After that, I encounter duplicate argument supplied in both positional args (at position: 0), and keyword argument (with name: 6) and it seems that no one have ever faced this problem.
Could you kindly provides some kind of tutorial to import a BERT model from ONNX? It is quite common to fine tune a BERT model to do things.


#2

I went through the process of importing Google’s BERT version (TensorFlow) into TVM. Generally, the process involved the following steps:

  1. Export and freeze BERT, as described here. This involves building TensorFlow, so it might take some time.
  2. Import frozen BERT model into TVM.
  3. Address unsupported operators. This involves implementing the required operators. In my case, I implemented dummy operators which returned a tensor of the correct shape/dtype, but not the correct values. You’ll have to do more work to implement the operators correctly.

It sounds like the TensorFlow route is potentially less error-prone. I personally didn’t encounter any problems other than having to implement the operators.

Good luck!

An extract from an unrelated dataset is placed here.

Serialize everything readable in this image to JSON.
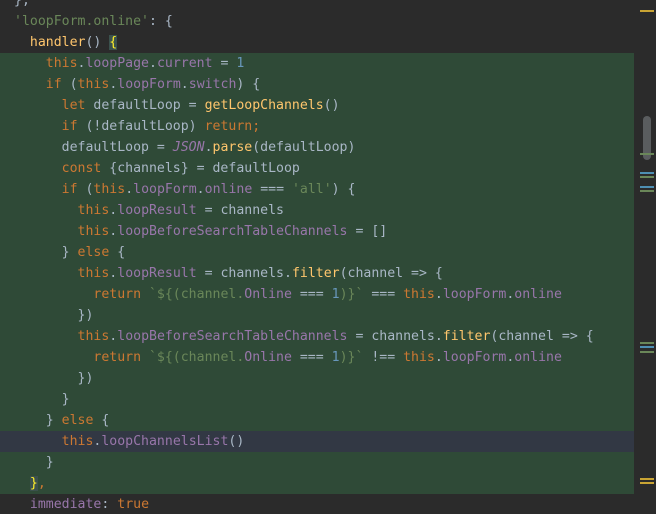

If I’m able to open-source this code at some point, I’ll post here.

UPDATE:
I’m not open-sourcing this code, but there’s not much to be open-sourced anyway. The gist is this: build the freeze-model tool, load a version of BERT in TensorFlow and serialize it out to a .pb or .pbtxt, freeze that (using a checkpoint from Google’s BERT GitHub to get the trained model parameters), and then you can load the frozen .pb into TVM.